Hevsel ve surlar “Kültür Mirası” artık
Yapılamazdı, çünkü aynı zamanda Diyarbakır surları ve Hevsel Bahçeleri, UNESCO (Birleşmiş Milletler Eğitim, Bilim ve Kültür Örgütü) Dünya Kültür Mirası listesine alındı.
Kültür Bakanı Ömer Çelik bunu “müjdeli haber” diye duyurdu.
Ancak tehlike tümüyle geçmiş değil!
Birileri boş durmuyor; yine yağmalamaya, talan etmeye, rant yaratmaya devam ediyor.
Dicle Nehri üzerinde birçok baraj ve HES bulunuyor. Bu barajlar suyun debisini düşürdüğü gerekçesiyle nehrin çıkış noktasından Bismil ilçe sınırlarına kadar olan kısmı “nehir” statüsünden “dere” statüsüne alındı.
Böylece 60 kilometrelik bölüm yapıya açılmış oldu. Kıyı çizgisine 50 metreye kadar yapı yapılabilecek.
Daha da önemlisi şu: Çevre Bakanlığının talebi üzerine İl Toprak Koruma Kurulunca “tarımsal alan” statüsünden çıkarılan Dicle Vadisi’nin 7 bin 500 dönümlük kısmı Gıda, Tarım ve Hayvancılık Bakanlığında onay aşamasında.
Şimdi herhâlde, Tarım Bakanlığı, UNESCO’nun Dünya Kültür Mirası listesine aldığı Hevsel Bahçeleri’nin içinde bulunduğu arazinin tarım alanından çıkarılmasını onaylamayacaktır.

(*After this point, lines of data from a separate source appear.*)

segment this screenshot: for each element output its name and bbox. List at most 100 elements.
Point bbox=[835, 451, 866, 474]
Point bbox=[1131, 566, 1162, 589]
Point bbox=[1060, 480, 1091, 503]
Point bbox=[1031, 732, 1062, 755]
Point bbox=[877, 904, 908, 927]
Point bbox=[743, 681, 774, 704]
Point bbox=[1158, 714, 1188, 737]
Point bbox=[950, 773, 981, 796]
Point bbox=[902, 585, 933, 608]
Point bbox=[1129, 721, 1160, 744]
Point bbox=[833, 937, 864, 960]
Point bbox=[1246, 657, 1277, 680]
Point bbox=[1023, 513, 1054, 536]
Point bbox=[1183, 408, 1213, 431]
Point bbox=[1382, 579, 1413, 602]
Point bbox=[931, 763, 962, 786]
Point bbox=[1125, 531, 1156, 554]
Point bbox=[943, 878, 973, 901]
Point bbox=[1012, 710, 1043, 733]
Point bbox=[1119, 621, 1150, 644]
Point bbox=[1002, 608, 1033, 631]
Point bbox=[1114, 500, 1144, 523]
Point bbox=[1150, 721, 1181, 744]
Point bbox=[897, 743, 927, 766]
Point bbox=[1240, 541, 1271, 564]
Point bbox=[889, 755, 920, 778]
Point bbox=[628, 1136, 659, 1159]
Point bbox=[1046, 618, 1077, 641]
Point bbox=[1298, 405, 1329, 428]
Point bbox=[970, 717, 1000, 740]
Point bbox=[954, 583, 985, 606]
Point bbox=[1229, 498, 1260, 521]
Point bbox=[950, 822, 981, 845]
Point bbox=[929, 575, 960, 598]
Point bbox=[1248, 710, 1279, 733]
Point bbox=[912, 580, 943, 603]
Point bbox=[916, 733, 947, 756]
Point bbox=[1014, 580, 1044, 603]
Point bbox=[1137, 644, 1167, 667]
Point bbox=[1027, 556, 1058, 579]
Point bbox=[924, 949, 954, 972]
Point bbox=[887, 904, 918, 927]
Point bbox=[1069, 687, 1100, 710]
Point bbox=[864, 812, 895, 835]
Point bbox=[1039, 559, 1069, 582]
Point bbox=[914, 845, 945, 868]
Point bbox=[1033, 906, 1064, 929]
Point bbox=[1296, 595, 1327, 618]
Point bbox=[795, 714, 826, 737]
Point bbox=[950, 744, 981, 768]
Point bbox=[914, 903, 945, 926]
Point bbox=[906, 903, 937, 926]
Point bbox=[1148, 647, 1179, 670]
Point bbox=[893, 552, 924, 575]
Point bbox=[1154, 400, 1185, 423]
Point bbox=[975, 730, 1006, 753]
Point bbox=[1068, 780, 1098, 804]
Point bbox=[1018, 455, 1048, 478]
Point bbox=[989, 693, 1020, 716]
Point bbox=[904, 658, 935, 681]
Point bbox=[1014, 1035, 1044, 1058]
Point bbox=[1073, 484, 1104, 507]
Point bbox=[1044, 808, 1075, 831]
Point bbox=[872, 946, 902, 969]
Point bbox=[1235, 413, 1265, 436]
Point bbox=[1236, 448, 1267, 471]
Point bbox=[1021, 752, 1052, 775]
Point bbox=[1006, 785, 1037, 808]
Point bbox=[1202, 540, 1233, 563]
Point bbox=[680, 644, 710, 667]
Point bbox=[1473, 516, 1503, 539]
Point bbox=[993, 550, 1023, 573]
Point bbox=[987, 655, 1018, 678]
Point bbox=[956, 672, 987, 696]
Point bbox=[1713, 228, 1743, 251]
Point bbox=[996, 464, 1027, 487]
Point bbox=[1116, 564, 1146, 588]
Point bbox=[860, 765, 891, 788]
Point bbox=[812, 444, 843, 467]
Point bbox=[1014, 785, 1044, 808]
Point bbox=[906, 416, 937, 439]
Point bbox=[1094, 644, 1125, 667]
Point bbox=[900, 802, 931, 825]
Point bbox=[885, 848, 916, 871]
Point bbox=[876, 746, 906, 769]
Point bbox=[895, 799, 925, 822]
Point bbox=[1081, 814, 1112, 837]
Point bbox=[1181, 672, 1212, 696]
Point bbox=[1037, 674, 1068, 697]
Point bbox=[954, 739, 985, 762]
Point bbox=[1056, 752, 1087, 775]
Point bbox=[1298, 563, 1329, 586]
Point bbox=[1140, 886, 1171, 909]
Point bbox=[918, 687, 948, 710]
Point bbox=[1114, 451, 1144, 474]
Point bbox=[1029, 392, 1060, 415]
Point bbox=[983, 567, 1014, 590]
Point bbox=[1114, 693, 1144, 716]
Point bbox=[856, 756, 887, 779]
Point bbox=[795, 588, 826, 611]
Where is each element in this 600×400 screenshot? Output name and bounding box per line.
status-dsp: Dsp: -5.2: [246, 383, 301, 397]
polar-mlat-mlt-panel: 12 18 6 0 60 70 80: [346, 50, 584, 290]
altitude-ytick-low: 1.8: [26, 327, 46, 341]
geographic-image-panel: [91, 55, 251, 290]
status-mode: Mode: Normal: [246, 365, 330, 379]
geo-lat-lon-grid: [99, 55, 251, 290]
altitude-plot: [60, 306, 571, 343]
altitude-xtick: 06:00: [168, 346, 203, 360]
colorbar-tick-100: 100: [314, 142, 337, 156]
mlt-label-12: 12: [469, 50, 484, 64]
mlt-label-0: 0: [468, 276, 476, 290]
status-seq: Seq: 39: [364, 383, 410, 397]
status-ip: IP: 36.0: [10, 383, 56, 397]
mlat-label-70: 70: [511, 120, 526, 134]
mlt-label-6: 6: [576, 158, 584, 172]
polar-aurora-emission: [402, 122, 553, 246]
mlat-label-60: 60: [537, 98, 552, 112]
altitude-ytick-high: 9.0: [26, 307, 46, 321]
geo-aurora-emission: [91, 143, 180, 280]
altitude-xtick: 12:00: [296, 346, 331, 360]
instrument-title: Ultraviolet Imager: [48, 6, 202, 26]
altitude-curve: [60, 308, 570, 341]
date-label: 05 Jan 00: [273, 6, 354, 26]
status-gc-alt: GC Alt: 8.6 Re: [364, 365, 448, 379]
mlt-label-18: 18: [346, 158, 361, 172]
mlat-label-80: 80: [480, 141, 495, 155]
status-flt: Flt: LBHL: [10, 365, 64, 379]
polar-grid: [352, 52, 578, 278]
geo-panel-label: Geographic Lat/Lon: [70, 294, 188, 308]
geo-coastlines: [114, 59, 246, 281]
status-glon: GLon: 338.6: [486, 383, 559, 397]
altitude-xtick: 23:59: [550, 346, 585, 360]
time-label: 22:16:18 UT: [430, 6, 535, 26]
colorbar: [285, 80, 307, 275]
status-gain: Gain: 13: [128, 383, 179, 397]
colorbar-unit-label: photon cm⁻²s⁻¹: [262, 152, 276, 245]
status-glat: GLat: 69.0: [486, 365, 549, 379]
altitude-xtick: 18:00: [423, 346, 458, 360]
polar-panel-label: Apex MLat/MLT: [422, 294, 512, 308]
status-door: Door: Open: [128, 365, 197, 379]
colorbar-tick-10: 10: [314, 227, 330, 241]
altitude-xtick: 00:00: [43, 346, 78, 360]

Şimdi herhâlde, HES kurularak kurutulan dereler, ırmaklar, akarsular ve kesilen ağaçlar ile tahrip edilen canlı yaşamı gibi, Dicle Nehri ve Hevsel Bahçeleri yok olmayacaktır.
Şimdi herhâlde, nereye HES kursam da kâr, daha çok kâr etsem diye rant peşinde koşan patronlar Dicle Nehri ve Hevsel Bahçeleri’nin içinde bulunduğu tarım arazisi üzerinde yeni planlar yapmayacaktır.